A Pouébo, poste tenu par des bénévoles, nos observateurs ont relevé manuellement pour ces deux jours un total de 425 mm de pluie, soit 100 mm de plus que la quantité moyenne de précipitations pour tout un mois de janvier ! En une seule journée, il est même tombé plus de 315 mm, un nouveau record pluviométrique pour janvier, et le troisième plus fort cumul quotidien depuis l'ouverture de la station dans les années 1950.
Pour la plupart, les communes situées au sud de Koumac se sont trouvées à l’écart des zones d’intenses précipitations. En plaine, les plus fortes valeurs mesurées durant 24 heures sont comprises entre 51 mm à Tontouta et 157 mm à Koné. Sur les piémonts, nous avons relevé par endroits des cumuls plus importants comme à La Coulée (commune du Mont-Dore), où on enregistre jusqu'à 164 mm en 24 heures, ainsi que sur le plateau de Tango (Koné) où les précipitations en 24 heures ont atteint 251 mm.
Les îles Loyauté ont été touchées par des pluies équivalentes en intensité à celles de la moitié sud de la Grande Terre. A l'exception de Lifou, les précipitations en 24 heures n'ont pas dépassé 100 mm.
Fig. 3 : cumuls maximaux enregistrés en 24 heures pendant le passage de JUNE.

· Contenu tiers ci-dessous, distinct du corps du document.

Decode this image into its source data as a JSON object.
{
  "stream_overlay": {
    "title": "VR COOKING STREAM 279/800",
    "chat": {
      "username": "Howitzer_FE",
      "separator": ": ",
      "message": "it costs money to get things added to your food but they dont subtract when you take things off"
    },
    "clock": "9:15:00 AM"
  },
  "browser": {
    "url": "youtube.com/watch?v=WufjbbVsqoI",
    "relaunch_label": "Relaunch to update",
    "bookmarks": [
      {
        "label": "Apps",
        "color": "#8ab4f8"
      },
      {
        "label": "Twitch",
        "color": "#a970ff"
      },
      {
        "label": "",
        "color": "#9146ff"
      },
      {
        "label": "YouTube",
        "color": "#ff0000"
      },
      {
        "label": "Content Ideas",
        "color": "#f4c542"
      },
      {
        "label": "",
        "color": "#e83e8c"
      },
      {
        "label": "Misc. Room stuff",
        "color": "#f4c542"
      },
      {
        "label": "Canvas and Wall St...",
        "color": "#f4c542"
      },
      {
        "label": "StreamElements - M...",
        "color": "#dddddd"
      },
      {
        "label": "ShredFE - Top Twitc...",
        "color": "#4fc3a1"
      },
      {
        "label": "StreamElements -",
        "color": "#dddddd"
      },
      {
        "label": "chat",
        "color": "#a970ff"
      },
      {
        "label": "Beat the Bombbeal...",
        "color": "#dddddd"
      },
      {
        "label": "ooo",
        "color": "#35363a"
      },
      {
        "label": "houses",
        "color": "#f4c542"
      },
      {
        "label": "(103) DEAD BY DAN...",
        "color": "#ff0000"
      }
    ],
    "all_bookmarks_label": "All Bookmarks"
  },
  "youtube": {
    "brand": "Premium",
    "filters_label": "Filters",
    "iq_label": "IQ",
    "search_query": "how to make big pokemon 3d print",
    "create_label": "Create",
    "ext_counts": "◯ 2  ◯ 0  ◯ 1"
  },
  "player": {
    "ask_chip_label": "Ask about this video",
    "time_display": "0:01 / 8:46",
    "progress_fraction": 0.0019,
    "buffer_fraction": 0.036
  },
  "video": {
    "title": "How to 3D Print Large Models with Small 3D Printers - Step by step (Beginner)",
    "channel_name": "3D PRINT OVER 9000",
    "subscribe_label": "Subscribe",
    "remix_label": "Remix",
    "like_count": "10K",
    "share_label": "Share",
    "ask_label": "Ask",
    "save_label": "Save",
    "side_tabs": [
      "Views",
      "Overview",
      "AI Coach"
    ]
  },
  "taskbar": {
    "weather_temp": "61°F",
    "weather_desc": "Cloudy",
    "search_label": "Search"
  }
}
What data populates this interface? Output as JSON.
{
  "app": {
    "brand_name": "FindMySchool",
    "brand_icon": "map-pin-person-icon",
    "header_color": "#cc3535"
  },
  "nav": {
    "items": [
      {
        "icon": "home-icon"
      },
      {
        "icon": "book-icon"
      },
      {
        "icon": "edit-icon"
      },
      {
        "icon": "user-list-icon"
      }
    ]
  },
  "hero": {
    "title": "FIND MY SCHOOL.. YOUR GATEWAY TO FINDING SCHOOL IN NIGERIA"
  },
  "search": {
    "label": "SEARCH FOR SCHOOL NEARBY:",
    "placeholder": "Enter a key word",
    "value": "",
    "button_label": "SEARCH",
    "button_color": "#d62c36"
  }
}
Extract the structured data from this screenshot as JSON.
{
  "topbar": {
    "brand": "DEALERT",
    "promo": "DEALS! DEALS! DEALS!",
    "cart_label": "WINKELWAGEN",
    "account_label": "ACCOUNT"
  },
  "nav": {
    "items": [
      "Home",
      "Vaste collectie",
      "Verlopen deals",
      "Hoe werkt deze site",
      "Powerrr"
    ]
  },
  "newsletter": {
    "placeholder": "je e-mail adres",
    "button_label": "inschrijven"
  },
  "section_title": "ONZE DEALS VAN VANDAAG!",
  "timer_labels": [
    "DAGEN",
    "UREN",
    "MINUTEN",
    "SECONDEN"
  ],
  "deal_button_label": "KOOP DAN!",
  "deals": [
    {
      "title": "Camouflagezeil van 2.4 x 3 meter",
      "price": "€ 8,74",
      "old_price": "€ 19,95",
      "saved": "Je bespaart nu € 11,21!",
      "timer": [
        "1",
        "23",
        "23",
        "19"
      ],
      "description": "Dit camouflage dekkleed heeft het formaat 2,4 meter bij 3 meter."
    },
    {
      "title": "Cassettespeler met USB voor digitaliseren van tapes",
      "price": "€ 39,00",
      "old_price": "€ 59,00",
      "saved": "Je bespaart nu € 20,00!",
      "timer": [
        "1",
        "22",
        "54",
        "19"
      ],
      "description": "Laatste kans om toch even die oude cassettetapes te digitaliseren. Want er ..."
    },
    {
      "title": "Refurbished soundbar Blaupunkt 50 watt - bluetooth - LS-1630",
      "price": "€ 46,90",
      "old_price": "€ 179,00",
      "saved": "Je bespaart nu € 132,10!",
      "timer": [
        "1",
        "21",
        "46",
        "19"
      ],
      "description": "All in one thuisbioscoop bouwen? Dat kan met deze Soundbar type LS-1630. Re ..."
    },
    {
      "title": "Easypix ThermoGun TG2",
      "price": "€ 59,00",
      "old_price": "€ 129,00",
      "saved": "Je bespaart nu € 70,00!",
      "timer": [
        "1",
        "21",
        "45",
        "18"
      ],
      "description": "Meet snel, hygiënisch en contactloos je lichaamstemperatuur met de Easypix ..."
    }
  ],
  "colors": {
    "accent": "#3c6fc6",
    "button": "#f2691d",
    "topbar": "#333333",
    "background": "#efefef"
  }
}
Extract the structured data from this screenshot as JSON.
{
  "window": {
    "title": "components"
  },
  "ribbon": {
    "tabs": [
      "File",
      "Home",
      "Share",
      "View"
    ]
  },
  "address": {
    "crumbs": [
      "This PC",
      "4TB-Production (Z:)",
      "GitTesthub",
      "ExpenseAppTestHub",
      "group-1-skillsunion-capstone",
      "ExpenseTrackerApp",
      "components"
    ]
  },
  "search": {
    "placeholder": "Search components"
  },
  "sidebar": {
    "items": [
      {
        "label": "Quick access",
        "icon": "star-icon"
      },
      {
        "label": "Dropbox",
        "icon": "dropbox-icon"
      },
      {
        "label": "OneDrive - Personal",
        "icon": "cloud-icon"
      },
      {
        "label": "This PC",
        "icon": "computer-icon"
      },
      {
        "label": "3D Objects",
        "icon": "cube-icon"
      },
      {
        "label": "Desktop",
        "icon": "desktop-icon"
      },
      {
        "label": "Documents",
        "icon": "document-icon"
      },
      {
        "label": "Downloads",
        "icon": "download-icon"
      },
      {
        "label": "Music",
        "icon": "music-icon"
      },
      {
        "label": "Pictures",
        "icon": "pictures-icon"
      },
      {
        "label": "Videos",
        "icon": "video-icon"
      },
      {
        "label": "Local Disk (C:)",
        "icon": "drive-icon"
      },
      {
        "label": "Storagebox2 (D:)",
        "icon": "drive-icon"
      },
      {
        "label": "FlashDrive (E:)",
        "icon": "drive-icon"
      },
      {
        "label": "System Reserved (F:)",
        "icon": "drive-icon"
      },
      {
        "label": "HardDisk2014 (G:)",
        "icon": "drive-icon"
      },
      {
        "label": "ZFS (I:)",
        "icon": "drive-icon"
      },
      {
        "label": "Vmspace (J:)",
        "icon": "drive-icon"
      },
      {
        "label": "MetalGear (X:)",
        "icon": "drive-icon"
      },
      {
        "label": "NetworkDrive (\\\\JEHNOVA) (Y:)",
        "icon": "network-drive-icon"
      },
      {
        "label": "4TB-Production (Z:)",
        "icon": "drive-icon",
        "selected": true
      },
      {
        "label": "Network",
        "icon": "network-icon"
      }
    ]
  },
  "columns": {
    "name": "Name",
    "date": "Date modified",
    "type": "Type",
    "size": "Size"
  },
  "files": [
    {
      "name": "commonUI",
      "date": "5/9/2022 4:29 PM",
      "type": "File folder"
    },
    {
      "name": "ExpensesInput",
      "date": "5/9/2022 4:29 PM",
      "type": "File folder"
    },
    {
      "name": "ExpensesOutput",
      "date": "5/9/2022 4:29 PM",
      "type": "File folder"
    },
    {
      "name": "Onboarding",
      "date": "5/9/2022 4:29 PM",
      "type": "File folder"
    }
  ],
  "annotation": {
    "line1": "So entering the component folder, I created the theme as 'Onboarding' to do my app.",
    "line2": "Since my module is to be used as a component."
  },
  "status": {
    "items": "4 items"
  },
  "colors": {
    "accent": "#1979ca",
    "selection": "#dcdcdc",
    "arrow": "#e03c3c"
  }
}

De bonnes rafales à l'avant et à l'arrière de la dépression
Les vents les plus forts ont été mesurés aux extrémités de la Grande Terre et dans l’axe des vallées avec des rafales supérieures à 100 km/h de secteur nord à nord-est : 116 km/h à Poingam le vendredi 17 à 23 heures, 126 km/h à Goro le samedi 18 à 23 heures. A Nouméa, les rafales ont atteint 92 km/h le samedi en fin d'après-midi. En montagne, les vents ont été sans surprise plus soutenus, comme l'attestent les 156 km/h mesurés à la Montagne des Sources le samedi 18 à 23 heures. Ces valeurs sont conformes à l’intensité estimée du phénomène.
Fig.4 : vitesses maximales de vent enregistrées le 18 janvier 2014.
A l’arrière de JUNE, on a observé de bonnes rafales de secteur nord-ouest à ouest sur le sud-ouest et l’île des Pins. Le dimanche 19 janvier, on a mesuré 72 km/h en rafales au Phare Amédée le matin et jusqu'à 66 km/h à Nouméa. Ces vitesses sont inférieures aux valeurs mesurées à l’avant de JUNE la veille, car entre-temps le phénomène s’est bien désorganisé.
Fig.5 : vitesses maximales de vent enregistrées le 19 janvier 2014.
Activité électrique
Le tout nouveau réseau calédonien de détection de la foudre, installé en novembre 2013, a observé l’activité électrique associée au passage de JUNE. Avec un peu plus de 4 000 éclairs détectés (entre les nuages et le sol ou à l’intérieur des nuages), JUNE a généré une activité électrique conséquente, même si ce nombre reste bien en dessous des 25 000 à 30 000 éclairs détectés lors de l’épisode orageux des 1er et 2 décembre 2013. L’activité électrique s’est principalement manifestée dans les bandes d’alimentation de JUNE, entre le Vanuatu et la Grande Terre. Ainsi, la foudre a touché Ouvéa puis Lifou. En comparaison, l’activité électrique est restée peu importante à proximité du centre de JUNE avec 400 arcs électriques détectés quasi-exclusivement au large de la côte Ouest.
Fig. 6 : localisation des arcs électriques détectés entre le 17 janvier à 8h et le 19 janvier à 8h.
Remarque : la capacité de détection du réseau est en cours d’évaluation. Certaines zones sont connues pour être moins bien couvertes, notamment le nord-est de Poum et la région du Vanuatu.